Kevin’s editorial style was famously minimalist. He offered selective guidance but readily hounded writers on deadline in the gruff style of Perry White, Clark Kent’s editor at the Daily Planet. An often-recounted story involves Kevin trying to encourage a young woman who was well past deadline to get her story finished. After several patient minutes on the phone, Kevin stood up, held the receiver a foot from his face and said, very slowly and quite loudly: “It’s. Not. That. Hard! Just write what happened!” It’s a funny story, but it’s also an implementation of his journalistic philosophy. His job as he saw it was not to tell us what the story was or tinker with our copy. He trusted us to gather the facts, to “write what happened” and put our version of it out to the world. In my case, he called me when I was past deadline and simply asked “Do you still write?”, adding an affectionate expletive in the place of my name.
At the front end of the editorial process, though, Kevin was incredibly engaged, gentle and encouraging. We often had contributors who had never written anything in their lives and thought they didn’t have a story to tell, but Kevin brought it out of them. Malcolm Marshall, a long time friend and collaborator of Kevin’s compared it to a magic trick. “Kev could pull something out of a kid who didn’t even know they had it in them. He could pull a rabbit out of a hat.”
Kevin’s neatest trick, though, might have been his ability to tame and balance the different projects of New America Media itself, an outrageously diverse, often chaotic newsroom. In the early 2000s, we had scholars, young people fresh from juvenile hall, activists, members of the ethnic press, homeless youth living off the grid and recent college graduates, all sharing the same space. We were all in the service of a common goal, but balancing those energies took an incredible amount of finesse and it often fell to Kevin to maintain the peace. Or to disrupt it, depending on what he saw fit.
The Youth Communications projects of NAM came about in the early 1990s, when America’s young Black men were sensationally and shamefully characterized in the mainstream media as “Super Predators”. Sandy Close’s counter was that this generation of young people was not super-predatorial, they were super-communicative. Kevin was a supercommunicator: a journalist, a rapper, an editor, a DJ, a public speaker and a conversationalist who lived to engage the world, challenging hypocrisy and abuses of power right up to his final days.

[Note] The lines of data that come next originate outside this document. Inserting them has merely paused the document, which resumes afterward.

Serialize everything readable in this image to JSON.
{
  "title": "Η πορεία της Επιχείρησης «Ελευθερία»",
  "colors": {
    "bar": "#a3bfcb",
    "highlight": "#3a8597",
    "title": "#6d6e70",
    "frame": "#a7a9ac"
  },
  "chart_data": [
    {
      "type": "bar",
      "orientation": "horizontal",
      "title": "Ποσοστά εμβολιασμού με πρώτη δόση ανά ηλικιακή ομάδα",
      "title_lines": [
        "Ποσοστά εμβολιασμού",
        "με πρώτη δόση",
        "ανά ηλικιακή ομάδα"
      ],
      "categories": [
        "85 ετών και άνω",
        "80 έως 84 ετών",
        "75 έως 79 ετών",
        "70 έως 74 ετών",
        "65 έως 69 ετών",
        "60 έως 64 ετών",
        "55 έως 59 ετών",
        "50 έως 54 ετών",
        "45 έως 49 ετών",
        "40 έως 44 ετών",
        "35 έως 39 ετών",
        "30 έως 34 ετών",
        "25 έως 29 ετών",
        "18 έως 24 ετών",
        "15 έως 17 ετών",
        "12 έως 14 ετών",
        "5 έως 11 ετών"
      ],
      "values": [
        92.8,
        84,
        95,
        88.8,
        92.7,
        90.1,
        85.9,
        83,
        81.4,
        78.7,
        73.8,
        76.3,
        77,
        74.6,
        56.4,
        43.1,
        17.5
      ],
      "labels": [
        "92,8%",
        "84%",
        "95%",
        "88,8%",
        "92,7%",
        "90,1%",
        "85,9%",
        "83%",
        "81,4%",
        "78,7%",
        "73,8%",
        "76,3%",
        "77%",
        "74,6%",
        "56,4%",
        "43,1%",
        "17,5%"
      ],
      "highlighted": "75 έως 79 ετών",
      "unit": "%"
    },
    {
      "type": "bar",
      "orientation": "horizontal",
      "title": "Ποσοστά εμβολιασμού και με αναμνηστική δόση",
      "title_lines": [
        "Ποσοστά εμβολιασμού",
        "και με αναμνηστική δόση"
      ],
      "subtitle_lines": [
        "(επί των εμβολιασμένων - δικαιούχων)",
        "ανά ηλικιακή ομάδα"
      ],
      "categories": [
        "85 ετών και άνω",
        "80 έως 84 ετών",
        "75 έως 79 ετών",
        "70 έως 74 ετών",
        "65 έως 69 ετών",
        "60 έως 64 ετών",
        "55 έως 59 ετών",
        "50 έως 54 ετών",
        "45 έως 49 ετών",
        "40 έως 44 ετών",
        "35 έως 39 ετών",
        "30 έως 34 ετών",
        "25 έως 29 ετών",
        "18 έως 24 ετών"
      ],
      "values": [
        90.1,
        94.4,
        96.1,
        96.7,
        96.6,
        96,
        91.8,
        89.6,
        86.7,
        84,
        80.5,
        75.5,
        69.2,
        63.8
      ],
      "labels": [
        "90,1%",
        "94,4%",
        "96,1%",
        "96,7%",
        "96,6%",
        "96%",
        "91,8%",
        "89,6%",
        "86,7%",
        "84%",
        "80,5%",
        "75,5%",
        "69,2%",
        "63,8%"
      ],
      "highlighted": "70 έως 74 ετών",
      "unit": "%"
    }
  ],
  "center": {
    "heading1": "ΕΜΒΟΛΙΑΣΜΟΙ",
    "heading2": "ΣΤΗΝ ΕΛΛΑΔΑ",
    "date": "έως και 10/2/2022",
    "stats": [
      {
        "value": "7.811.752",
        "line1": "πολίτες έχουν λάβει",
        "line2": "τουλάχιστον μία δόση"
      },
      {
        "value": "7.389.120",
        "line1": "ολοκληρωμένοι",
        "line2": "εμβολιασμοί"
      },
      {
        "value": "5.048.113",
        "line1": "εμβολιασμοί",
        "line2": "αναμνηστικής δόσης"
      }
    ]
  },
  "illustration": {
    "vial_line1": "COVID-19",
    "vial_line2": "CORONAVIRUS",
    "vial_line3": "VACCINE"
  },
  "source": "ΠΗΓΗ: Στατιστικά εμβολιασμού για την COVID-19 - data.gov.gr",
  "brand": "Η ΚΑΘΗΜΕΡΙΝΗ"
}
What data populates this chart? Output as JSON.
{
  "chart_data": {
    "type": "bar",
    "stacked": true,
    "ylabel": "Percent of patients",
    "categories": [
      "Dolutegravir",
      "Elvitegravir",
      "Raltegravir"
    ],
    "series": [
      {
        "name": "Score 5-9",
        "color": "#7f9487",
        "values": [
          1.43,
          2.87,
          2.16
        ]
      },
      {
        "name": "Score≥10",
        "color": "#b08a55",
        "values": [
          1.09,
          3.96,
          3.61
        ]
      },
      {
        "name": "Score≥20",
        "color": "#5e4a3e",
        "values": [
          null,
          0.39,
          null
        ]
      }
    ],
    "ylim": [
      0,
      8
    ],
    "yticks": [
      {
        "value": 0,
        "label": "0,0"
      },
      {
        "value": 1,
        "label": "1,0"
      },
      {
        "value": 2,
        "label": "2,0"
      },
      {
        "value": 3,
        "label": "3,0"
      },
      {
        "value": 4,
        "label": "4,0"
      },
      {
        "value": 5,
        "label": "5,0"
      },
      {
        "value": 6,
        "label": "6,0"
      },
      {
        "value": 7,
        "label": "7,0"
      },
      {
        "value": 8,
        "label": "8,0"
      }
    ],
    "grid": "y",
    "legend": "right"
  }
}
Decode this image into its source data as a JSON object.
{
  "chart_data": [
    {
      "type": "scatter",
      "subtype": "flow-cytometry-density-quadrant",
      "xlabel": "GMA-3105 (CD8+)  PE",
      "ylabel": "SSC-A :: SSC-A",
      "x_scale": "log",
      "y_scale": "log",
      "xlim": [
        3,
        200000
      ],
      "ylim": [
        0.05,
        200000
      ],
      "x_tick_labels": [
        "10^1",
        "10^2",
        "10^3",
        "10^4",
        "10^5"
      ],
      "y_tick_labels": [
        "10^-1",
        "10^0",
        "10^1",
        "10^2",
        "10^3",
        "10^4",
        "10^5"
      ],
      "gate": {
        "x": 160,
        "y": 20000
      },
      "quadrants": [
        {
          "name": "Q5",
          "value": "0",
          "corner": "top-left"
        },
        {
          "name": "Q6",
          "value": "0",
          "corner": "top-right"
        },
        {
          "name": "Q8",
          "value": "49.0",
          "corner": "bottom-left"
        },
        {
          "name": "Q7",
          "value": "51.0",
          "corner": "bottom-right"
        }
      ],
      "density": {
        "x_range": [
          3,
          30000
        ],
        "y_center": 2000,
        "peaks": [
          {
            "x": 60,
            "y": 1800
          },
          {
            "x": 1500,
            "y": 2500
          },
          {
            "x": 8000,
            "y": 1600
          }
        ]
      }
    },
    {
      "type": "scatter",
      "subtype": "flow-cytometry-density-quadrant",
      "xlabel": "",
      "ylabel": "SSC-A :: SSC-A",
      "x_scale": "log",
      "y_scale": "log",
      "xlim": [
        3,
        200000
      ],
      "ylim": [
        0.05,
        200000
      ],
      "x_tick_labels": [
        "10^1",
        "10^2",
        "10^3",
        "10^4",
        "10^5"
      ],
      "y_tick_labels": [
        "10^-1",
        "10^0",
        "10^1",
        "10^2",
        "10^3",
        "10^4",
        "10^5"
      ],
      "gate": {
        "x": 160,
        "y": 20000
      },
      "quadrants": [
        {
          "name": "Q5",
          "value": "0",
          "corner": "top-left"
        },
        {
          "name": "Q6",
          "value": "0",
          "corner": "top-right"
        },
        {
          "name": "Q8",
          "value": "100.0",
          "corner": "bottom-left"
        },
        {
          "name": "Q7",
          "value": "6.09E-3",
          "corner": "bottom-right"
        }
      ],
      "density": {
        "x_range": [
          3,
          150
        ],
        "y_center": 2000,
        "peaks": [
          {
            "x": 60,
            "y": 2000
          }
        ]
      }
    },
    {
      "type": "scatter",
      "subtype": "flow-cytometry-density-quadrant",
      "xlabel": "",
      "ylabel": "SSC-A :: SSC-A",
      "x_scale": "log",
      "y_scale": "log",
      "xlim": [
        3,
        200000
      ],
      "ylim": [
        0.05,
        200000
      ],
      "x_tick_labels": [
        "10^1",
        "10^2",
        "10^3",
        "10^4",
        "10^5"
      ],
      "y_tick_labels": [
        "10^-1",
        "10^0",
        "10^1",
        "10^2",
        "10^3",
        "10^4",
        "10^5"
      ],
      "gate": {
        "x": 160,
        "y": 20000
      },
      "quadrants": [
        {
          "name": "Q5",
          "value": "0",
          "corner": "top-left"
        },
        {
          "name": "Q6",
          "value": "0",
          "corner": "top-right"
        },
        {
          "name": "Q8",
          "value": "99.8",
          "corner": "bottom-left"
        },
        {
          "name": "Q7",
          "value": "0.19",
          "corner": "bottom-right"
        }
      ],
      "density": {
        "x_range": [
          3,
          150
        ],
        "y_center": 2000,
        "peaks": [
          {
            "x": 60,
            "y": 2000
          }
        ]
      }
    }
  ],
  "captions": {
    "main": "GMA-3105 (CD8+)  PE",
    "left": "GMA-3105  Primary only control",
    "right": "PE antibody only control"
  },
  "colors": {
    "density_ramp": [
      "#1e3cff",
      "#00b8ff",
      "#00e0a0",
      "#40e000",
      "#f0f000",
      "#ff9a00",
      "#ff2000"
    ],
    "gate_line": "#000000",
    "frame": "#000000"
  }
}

In 2005, NAM hosted an Ethnic Media Expo at Columbia University in New York City. One late night, after celebrating the success of the event, I found myself in a rap cypher with Kevin and several New York City rappers on a street corner in the Lower East Side. It quickly became a battle between us and the New York guys, one of whom rapped that he’d finish us “like the Son of Sam”. Kevin was next and he rapped “serial killers? yeah, we can talk about that/I’m from the bay, the home of the Zodiac/but Einstein Berkowitz is up under the jail/while the Zodiac’s still out there and YOU’VE GOT MAIL!” Everybody cheered. That line ended the battle and the guys all slapped our hands before we walked on. Earlier that day, I was with him at a reception in The New York Times offices, where I watched Kevin, while eating shrimp and drinking a Heineken, tell one of their higher-ups, “Print is dead.”